I would argue that's actually a good thing for the average user. Computers and other personal electronics have become so reliable that you rarely have to delve into those tools as an average user. You can actually see the trend of simplification and everything but Windows - Linux, macOS, iOS, and Android are all immutable operating systems where user data and applications live separately from a read-only operating system partition. This is obviously not the case for all Linux distros but the point still stands.

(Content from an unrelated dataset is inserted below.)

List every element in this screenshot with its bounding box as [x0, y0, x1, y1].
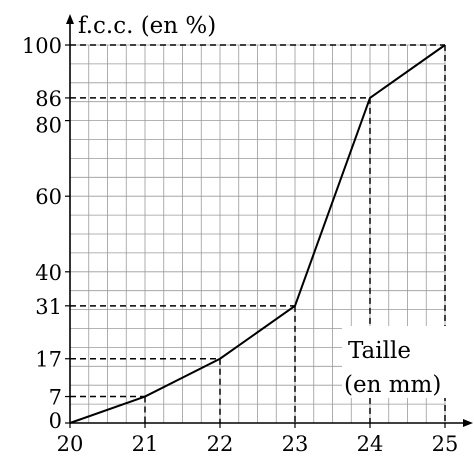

Working in IT, I'm glad to see that despite the move to immutability in the Linux world, I actually have access to more tools than I did on base Ubuntu. blendOS and NixOS allowing you to spin up an operating system of your choice in a container, pull down whatever programs you want, all without cluttering your system? It really is the best of both worlds. Plus I still need a rock solid system, Knowing that I will always be able to apply an update without anything breaking is a huge win for all users. Back to the original point, technology has become so reliable and easy to use that you feasibly can just open your browser every morning and leave it at that. No hassling with clearing cache or anything, it just works.

[–] NotYourSocialWorker@feddit.nu 2 points 1 year ago

I can partly agree with that, a normal user should never be forced to edit things regedit or device manager for instance.

What I was talking about though was that many kids don't seem to know the functions of the programs they actually use daily. It's not just that they don't know of default keyboard commands that have been used for decades, it's that they, in my wife's case, didn't even know that there was a function built into the program to do a search on page.